Twitter on S3: S3 objects as lists

S3 as a data store was still on my mind as I rolled out of the fog and into Marin on my bike ride today. Let me take the thought experiment a bit further. Let's assume tweets could be reliably blocked and written to S3 objects. Just to put a number on it, let's say 1000 tweets are stored in one S3 object.

If every tweet in one object is by a different user, how does the application iterate over one user's tweets? There needs to be an index that points to the location of the user's next tweet. One option would be to store the previous tweet's location (object name + offset) with the current tweet. But like a linked list, the location of the head of the list would need to be stored and updated with every tweet. As I mentioned, it would be cost prohibitive to store this in an S3 object (unless again this data could be effectively cached and flushed periodically).
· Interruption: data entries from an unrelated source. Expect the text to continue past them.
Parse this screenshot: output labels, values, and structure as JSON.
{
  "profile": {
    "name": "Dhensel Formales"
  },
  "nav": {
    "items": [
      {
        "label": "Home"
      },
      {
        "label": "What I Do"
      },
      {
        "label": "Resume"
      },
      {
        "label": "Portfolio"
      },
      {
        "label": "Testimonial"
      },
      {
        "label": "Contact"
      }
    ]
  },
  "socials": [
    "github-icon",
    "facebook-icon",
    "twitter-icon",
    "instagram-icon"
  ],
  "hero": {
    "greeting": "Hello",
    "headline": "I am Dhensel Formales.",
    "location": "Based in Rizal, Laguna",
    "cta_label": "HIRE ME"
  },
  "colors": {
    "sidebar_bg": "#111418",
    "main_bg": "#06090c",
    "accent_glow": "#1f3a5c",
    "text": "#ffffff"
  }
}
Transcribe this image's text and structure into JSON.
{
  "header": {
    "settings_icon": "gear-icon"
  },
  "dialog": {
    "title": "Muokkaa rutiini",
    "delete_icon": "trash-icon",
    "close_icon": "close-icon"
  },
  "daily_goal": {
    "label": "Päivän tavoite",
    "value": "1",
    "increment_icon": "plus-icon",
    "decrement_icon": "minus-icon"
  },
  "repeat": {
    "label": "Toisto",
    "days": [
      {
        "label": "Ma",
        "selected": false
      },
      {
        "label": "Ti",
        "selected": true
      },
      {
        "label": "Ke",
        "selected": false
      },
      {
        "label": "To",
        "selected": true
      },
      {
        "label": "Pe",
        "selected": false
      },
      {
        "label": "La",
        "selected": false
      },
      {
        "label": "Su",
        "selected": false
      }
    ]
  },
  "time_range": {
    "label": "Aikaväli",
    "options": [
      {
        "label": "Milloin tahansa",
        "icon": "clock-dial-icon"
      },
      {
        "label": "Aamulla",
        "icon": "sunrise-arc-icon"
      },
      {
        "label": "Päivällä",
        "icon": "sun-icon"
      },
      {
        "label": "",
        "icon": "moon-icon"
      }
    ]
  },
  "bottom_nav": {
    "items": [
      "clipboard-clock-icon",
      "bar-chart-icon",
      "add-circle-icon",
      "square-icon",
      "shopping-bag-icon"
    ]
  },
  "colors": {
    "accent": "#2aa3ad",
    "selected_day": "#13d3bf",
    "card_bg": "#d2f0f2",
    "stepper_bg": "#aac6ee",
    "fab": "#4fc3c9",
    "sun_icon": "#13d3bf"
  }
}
Also with such a strategy, the application would need to do a significant amount of caching to achieve reasonable performance because iterating over a list would require a round trip to S3 for each tweet which could not be pipelined.

The other problem with this strategy is that deletes are expensive. Because S3 objects can not be updated, changing the list pointers to bypass the deleted record would require reading the entire object, updating the pointer, and writing it out the object to S3. Plus it would require some sort of locking strategy in the case that the object was being updated by two users simultaneously. That gets pretty ugly quickly.

But deletes are kind of an odd ball operation with Twitter. Once you tweet something you can delete it from your history, but you've already broadcasted it to the world.

Well that line thought raises more questions than answers.